Staatsrecht 3 - RUG - Oefententamen 2017/2018 (2)

Vragen

Vraag 1

Maximaal aantal woorden: 120
Mogelijk aantal punten: 10
Geef aan hoe het Grundgesetz probeert te garanderen dat het Bundesverfassungsgericht (BVerfG) zowel de soevereiniteit van het Duitse volk als het federale karakter van de Bondsrepubliek representeert. Motiveer Uw antwoord aan de hand van het Grundgesetz. (10 punten)

Vraag 2

Maximaal aantal woorden: 300
Mogelijk aantal punten: 10
Stel: Nederland overweegt de vertrouwensregel te codificeren en kijkt daarvoor naar het Franse en Zweedse voorbeeld.
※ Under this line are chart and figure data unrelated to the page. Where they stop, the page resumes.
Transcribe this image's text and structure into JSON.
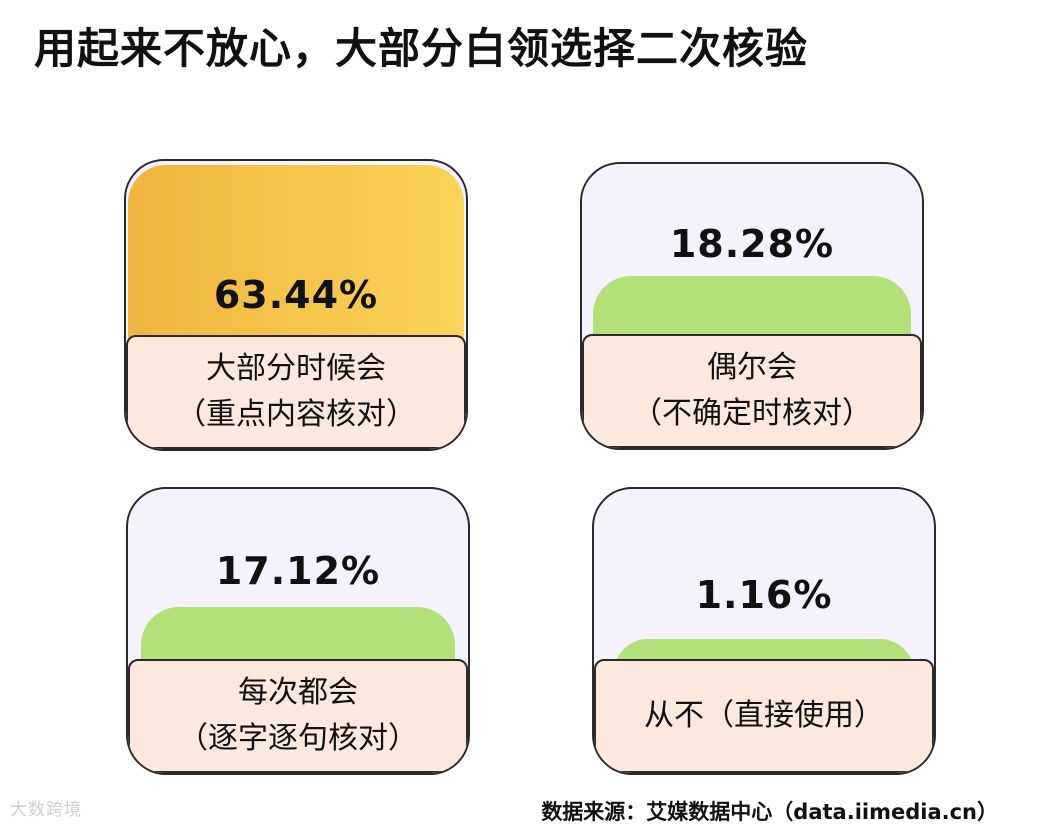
{
  "title": "用起来不放心，大部分白领选择二次核验",
  "source": "数据来源：艾媒数据中心（data.iimedia.cn）",
  "watermark": "大数跨境",
  "colors": {
    "gold_fill_start": "#f1b53e",
    "gold_fill_end": "#f9d456",
    "green_fill": "#b4e07a",
    "card_bg": "#f4f2fb",
    "label_bg": "#fce8dc",
    "border": "#2a2a2a"
  },
  "chart_data": {
    "type": "bar",
    "title": "用起来不放心，大部分白领选择二次核验",
    "unit": "%",
    "categories": [
      "大部分时候会（重点内容核对）",
      "偶尔会（不确定时核对）",
      "每次都会（逐字逐句核对）",
      "从不（直接使用）"
    ],
    "values": [
      63.44,
      18.28,
      17.12,
      1.16
    ],
    "cards": [
      {
        "value": 63.44,
        "value_label": "63.44%",
        "label_lines": [
          "大部分时候会",
          "（重点内容核对）"
        ],
        "fill": "gold"
      },
      {
        "value": 18.28,
        "value_label": "18.28%",
        "label_lines": [
          "偶尔会",
          "（不确定时核对）"
        ],
        "fill": "green"
      },
      {
        "value": 17.12,
        "value_label": "17.12%",
        "label_lines": [
          "每次都会",
          "（逐字逐句核对）"
        ],
        "fill": "green"
      },
      {
        "value": 1.16,
        "value_label": "1.16%",
        "label_lines": [
          "从不（直接使用）"
        ],
        "fill": "green"
      }
    ]
  }
}
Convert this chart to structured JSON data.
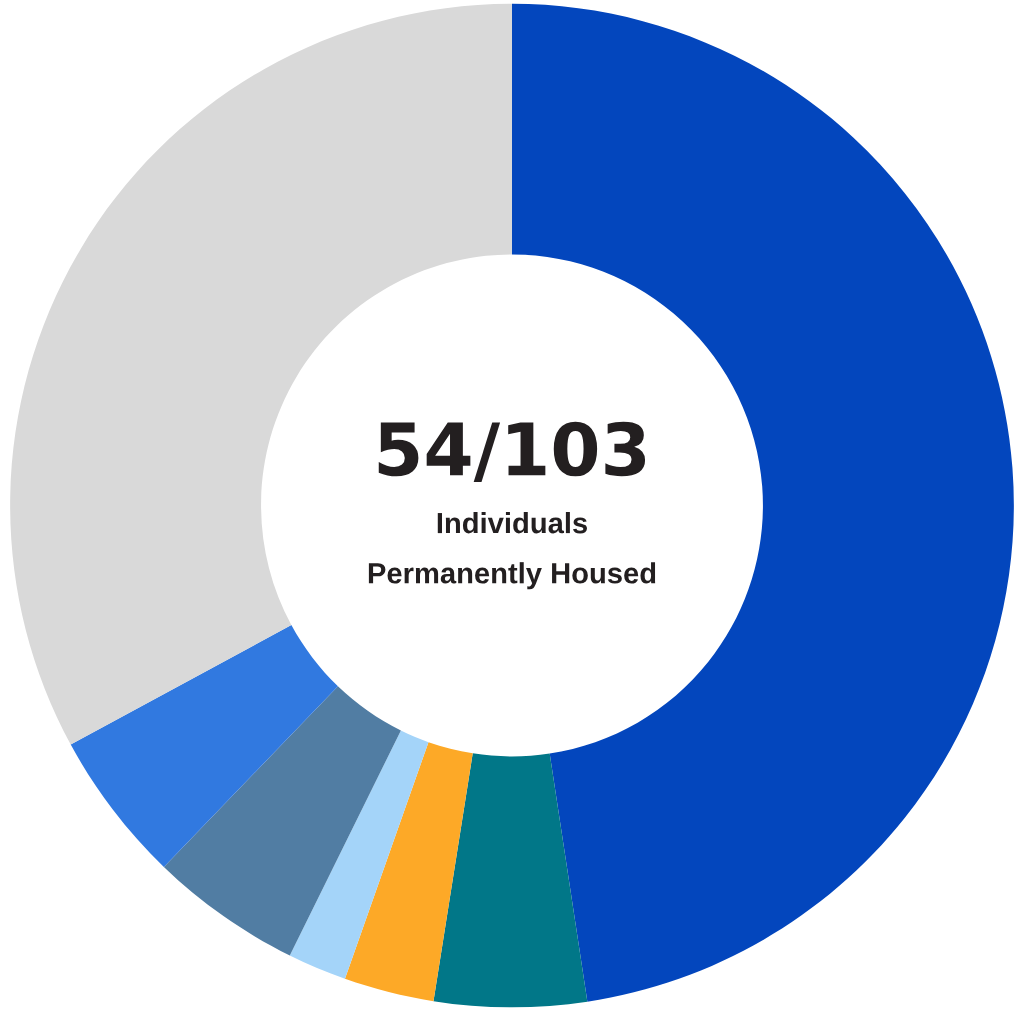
{
  "chart_data": {
    "type": "donut",
    "categories": [
      null,
      null,
      null,
      null,
      null,
      null,
      null
    ],
    "values": [
      47.6,
      4.9,
      2.9,
      1.9,
      4.9,
      4.9,
      32.9
    ],
    "colors": [
      "#0346bd",
      "#017788",
      "#fda927",
      "#a4d4f9",
      "#517da3",
      "#3179e0",
      "#d9d9d9"
    ],
    "annotations": [
      "54/103",
      "Individuals",
      "Permanently Housed"
    ]
  }
}
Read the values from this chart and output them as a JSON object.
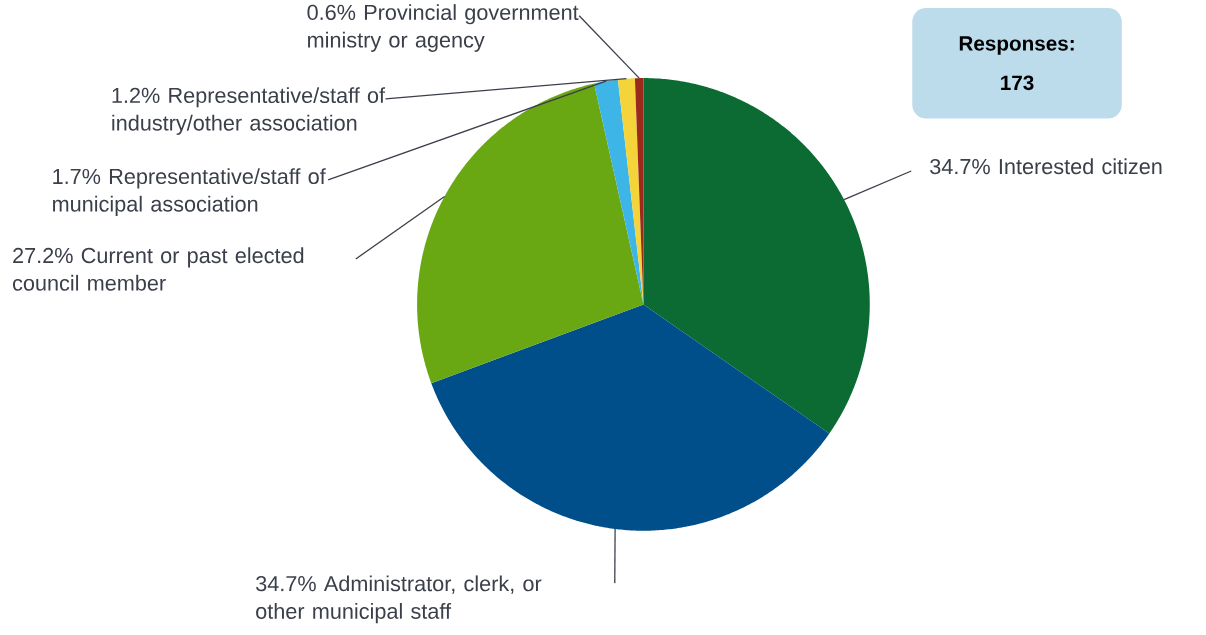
{
  "chart_data": {
    "type": "pie",
    "categories": [
      "Interested citizen",
      "Administrator, clerk, or other municipal staff",
      "Current or past elected council member",
      "Representative/staff of municipal association",
      "Representative/staff of industry/other association",
      "Provincial government ministry or agency"
    ],
    "values": [
      34.7,
      34.7,
      27.2,
      1.7,
      1.2,
      0.6
    ],
    "value_labels": [
      "34.7%",
      "34.7%",
      "27.2%",
      "1.7%",
      "1.2%",
      "0.6%"
    ],
    "colors": [
      "#0b6b33",
      "#004f8a",
      "#6aa813",
      "#3db5e6",
      "#f5d43b",
      "#9b2a1c"
    ],
    "annotations": [
      "Responses: 173"
    ]
  }
}
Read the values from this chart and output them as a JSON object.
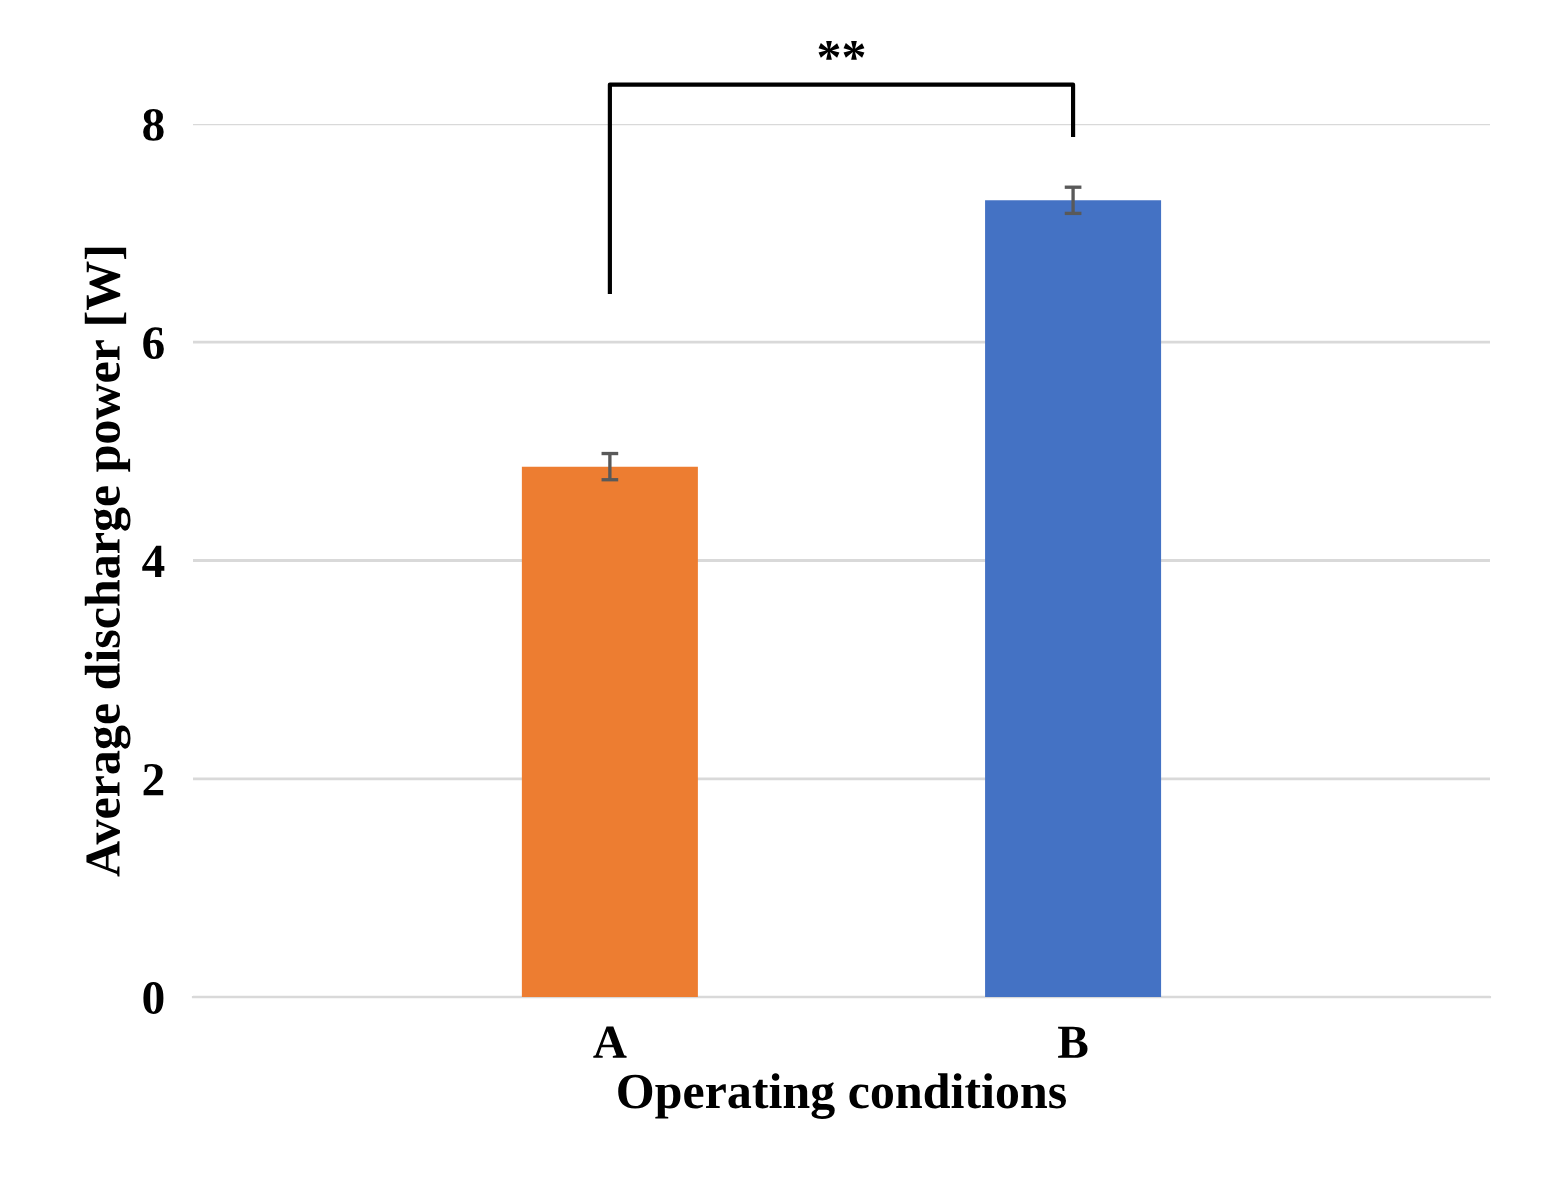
{
  "chart_data": {
    "type": "bar",
    "categories": [
      "A",
      "B"
    ],
    "values": [
      4.86,
      7.3
    ],
    "errors": [
      0.12,
      0.12
    ],
    "colors": [
      "#ed7d31",
      "#4472c4"
    ],
    "xlabel": "Operating conditions",
    "ylabel": "Average discharge power [W]",
    "ylim": [
      0,
      8
    ],
    "yticks": [
      0,
      2,
      4,
      6,
      8
    ],
    "grid": "y",
    "annotations": [
      "**"
    ]
  }
}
Welke van beide voorbeelden is dan het meest geschikt om over te nemen, in de zin dat het het beste past in het Nederlandse staatsbestel? (10 punten)

U hebt voor het antwoord op deze vraag de Grondwet in principe niet nodig.

Vraag 3

Maximaal aantal woorden: 120
Mogelijk aantal punten: 10
Frankrijk kent, net als Nederland, een incorporatiestelsel ten aanzien van de doorwerking van geschreven internationaal recht. Toch verschillen deze beide systemen ook op een aantal punten. Noem twee punten waarop het Franse systeem afwijkt van het Nederlandse. (10 punten)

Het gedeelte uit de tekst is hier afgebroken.